The American Cancer Society says the odds of developing the illness are one-in-eight over a woman's lifetime.

For some women, a mutation in certain genes makes the odds even higher.

For many years, women with a family history of breast cancer have guessed that removing their breasts would prevent the disease. A new study in the Journal of the American Medical Association shows going to that extreme is worth it.

That family history is why 44-year-old Elise Bair elected to have a double mastectomy and also to have her ovaries removed after doctors found a tumor in one breast.

It goes back four or five generations, Bair said. My great-grandmother died of breast cancer; my grandmother died of breast cancer; my mother has it, but she is a survivor; and then there's me.

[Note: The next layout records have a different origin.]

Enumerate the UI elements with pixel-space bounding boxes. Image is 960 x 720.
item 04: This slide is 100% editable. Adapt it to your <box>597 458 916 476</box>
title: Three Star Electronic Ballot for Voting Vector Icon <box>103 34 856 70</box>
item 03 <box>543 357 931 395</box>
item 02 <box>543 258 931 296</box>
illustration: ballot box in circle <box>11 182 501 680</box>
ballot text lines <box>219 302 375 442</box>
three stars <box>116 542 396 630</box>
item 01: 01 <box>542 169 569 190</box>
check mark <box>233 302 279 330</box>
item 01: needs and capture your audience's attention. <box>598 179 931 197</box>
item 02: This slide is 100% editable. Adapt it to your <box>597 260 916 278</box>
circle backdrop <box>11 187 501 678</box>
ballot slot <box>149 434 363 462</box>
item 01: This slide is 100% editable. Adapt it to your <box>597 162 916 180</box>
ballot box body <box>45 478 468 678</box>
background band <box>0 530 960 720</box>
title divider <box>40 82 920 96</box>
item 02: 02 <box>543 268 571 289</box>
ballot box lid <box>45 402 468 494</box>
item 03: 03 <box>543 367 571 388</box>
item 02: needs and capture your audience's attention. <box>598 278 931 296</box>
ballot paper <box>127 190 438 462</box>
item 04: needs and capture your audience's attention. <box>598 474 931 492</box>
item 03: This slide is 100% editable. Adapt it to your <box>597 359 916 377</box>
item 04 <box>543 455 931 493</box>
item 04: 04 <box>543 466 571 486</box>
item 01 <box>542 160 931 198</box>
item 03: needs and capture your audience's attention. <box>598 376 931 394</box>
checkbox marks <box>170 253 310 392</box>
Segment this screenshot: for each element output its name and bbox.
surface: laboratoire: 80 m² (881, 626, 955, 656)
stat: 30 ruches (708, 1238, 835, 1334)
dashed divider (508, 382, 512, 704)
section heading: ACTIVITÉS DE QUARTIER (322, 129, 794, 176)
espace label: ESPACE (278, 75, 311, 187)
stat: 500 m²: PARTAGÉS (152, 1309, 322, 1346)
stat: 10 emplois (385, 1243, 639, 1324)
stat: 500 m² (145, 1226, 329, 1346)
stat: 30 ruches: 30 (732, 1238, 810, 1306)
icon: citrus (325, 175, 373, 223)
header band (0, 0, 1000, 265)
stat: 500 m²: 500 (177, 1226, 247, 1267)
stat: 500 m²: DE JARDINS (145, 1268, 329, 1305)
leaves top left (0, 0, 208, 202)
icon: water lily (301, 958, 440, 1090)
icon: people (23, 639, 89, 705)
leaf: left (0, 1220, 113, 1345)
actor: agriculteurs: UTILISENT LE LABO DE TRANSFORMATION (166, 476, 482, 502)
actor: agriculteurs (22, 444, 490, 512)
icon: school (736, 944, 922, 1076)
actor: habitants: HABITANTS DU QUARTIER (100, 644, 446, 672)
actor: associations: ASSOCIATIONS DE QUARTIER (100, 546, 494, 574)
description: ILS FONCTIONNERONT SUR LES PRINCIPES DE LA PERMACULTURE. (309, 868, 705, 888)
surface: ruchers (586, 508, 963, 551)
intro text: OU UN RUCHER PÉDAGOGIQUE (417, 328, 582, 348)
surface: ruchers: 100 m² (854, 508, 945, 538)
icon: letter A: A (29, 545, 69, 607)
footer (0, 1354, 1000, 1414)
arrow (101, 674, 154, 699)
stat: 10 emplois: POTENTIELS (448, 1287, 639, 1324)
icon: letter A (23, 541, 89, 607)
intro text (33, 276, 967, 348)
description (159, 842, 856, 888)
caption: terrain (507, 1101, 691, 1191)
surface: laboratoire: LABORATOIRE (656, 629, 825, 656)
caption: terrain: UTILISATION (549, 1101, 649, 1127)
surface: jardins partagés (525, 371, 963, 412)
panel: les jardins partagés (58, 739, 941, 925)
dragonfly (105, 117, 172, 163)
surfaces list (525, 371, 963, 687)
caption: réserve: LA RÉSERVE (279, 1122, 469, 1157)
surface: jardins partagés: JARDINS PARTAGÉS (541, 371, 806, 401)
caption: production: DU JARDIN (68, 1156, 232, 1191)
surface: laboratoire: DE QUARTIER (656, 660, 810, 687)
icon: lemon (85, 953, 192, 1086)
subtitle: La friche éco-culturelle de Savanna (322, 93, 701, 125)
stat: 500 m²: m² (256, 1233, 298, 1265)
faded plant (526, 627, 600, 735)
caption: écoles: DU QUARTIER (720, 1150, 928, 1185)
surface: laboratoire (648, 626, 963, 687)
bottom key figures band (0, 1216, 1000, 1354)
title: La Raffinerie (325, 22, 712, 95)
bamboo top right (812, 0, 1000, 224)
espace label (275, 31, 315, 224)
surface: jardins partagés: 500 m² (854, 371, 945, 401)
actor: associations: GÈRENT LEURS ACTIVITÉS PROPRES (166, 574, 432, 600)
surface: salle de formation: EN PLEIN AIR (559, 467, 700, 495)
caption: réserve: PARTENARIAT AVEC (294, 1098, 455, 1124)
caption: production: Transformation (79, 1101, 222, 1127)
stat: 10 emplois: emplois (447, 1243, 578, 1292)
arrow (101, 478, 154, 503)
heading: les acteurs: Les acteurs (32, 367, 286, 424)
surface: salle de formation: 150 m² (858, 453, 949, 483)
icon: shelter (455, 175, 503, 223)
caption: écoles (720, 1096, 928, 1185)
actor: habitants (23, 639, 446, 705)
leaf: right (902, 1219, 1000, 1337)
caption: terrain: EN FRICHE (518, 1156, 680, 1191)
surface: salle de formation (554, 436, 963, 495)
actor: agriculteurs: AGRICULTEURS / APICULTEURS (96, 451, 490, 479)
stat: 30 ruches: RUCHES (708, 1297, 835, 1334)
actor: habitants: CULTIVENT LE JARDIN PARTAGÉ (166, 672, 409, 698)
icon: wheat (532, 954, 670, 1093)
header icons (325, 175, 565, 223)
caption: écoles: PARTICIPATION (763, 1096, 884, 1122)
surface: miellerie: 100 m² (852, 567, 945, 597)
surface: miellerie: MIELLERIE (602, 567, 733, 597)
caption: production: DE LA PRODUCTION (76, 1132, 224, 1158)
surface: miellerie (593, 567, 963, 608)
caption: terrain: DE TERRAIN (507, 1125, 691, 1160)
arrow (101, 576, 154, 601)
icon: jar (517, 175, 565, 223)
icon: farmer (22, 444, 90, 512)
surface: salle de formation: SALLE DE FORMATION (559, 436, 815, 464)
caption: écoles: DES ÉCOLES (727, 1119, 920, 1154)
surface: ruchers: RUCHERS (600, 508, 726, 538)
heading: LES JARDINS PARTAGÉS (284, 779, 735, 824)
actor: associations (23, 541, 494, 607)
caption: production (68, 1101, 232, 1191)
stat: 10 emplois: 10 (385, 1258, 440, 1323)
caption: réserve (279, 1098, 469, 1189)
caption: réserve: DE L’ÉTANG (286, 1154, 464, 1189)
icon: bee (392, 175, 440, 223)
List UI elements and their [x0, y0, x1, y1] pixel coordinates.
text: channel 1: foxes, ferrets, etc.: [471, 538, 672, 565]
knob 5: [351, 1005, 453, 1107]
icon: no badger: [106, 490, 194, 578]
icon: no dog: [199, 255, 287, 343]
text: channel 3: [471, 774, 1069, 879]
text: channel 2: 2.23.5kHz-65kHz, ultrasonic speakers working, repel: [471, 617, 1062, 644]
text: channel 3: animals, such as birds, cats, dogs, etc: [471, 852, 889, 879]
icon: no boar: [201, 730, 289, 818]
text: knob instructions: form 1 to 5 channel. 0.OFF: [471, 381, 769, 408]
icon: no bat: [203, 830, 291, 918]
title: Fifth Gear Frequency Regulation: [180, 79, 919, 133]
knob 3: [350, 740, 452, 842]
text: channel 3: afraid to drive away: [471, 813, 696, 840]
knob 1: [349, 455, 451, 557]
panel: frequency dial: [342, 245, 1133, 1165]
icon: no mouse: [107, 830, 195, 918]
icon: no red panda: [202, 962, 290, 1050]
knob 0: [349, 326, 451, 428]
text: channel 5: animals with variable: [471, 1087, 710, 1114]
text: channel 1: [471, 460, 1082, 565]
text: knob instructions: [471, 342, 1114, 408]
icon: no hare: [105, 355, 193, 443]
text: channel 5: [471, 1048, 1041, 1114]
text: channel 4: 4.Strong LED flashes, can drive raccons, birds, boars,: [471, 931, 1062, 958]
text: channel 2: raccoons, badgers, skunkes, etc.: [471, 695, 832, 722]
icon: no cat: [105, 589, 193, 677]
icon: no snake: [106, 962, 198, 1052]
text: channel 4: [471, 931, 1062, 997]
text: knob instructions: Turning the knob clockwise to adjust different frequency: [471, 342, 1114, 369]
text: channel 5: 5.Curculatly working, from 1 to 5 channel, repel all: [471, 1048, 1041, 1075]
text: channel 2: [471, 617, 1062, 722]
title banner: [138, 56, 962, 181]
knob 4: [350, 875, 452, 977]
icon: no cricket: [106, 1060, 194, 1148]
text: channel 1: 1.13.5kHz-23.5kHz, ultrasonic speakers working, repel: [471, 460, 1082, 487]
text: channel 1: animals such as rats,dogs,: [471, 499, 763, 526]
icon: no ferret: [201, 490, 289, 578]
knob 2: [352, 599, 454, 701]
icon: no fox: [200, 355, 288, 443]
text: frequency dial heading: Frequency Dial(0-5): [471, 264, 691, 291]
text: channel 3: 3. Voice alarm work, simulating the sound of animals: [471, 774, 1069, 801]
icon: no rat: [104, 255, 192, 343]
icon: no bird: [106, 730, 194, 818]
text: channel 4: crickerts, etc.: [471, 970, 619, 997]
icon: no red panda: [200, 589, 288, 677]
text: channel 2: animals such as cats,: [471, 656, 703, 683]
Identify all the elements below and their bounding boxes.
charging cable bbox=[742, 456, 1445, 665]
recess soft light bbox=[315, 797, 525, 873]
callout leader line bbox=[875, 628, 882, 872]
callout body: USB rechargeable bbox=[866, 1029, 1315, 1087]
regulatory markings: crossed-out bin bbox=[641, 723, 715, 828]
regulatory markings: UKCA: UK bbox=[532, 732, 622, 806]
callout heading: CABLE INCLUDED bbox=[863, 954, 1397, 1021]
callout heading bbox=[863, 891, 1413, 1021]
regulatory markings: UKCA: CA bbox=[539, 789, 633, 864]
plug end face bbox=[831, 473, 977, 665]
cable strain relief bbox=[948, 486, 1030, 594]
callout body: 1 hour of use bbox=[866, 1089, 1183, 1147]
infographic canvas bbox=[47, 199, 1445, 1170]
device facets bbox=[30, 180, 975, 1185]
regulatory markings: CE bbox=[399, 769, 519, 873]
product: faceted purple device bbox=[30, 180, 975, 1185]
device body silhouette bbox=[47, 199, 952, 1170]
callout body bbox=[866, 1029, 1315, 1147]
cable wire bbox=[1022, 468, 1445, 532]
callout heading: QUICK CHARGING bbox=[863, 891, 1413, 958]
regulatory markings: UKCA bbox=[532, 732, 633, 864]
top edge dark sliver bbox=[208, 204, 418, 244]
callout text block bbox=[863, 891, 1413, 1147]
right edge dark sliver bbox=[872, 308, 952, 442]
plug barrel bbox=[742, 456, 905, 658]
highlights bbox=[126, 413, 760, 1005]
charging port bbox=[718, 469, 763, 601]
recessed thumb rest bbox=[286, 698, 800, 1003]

The JAMA study shows she likely made the right choice, and Baylor Grapevine surgeon Dr. Edward Clifford agrees.

It's confirmation that preventative mastectomies or what we call medically prophylactic mastectomies does decrease the risk of people developing breast cancer, he said.

Researchers studied more than 2,400 women with mutations in the BRCA gene. According to the National Cancer Institute, those women are far more likely to develop either breast or ovarian cancer.

Preventative surgery reduced cancer 40 percent in women with BRCA 1 mutations and 60 percent in those with a BRCA 2 mutation.

Just three months after her surgery, the JAMA study is reassuring to Elise Bair that her difficult decision was the right one.

For me, it was all about being here for my family, and I wanted to see the children grow up, Bair said.

Ovaries are intimately tied to breast cancer. Removing them and the fallopian tubes, according to this study lowers the risk of ovarian and breast cancer in women who have not been diagnosed with either disease.

The American Cancer Society says the key to surviving breast cancer is early detection and treatment. It recommends every woman should start self exams at age 20, with physician exams every three years. At age 40, all women should have a yearly mammogram.